Mobil cihazlar, hayatımızın ayrılmaz bir parçası haline geldi. Muhtemelen 2021'in en önemli dijital pazarlama trendlerinden biri de 5G teknolojisi olacak. Avrupa Birliği'nin 2025 yılına kadar ana yollar ve demiryolları için kesintisiz 5G kapsamını içeren iddialı 5G eylem planı, bunu açıkça gösteriyor. Geldiği gibi etkisini neredeyse her sektörde hissettireceği şimdiden belli olan bu güncelleme, yeni bir dijital iletişim çağının müjdesi.
2021 yılına geldiğimizde internet sitesi güvenliğinin bir seçenek olmaktan çıktığını görüyoruz.
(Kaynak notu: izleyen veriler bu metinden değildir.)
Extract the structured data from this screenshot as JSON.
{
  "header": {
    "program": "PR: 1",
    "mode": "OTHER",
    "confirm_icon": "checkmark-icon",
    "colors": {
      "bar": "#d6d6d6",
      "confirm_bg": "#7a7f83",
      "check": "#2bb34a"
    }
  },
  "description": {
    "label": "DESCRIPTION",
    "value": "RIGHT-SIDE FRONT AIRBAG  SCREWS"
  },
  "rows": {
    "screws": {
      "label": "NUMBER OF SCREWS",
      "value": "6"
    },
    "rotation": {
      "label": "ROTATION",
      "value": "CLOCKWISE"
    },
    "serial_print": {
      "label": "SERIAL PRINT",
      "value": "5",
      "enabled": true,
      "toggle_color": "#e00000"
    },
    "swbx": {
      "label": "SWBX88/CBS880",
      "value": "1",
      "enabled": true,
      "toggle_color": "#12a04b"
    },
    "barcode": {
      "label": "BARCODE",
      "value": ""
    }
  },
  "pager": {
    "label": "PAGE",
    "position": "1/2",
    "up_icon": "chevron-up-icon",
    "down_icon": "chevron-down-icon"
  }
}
Halihazırda bu durum, uzun bir süredir hem markaların hem de arama motorlarının odağında. Ağustos 2014’da Google, HTTPS’nin bir sıralama sinyali olduğunu duyurdu ve HTTPS ("S", "güvenli" anlamına geliyor) sertifikasına sahip olmayan siteleri güvensiz olarak işaretledi. Buna karşılık, Tech Republic, sadece 2019 yılında 3,800’ün üzerinde güvenlik ihlali olduğunu aktarıyor.
Kullanıcı bilgilerinin kullanım şekilleri bu denli gündemdeyken, internet sitelerinin güvenliğini sağlamak 2021’de markaların önde gelen sorumluluklarından olacak.
Geçtiğimiz zorlu yılda, beklenmedik birçok gelişmeyle karşılaştık. Ama bu sırada dijital pazarlamanın kuralları, her geçen gün değişen tüketici beklentilerine göre yeniden şekilleniyor. Artık dijital dönüşümden kaçış yok. 2020’nin bize gösterdiği belki de en önemli şey, gözümüzü gelecekten ayırmamamız gerektiği. Zira her an, hızla adapte olunması gereken durumlarla karşılaşabiliriz.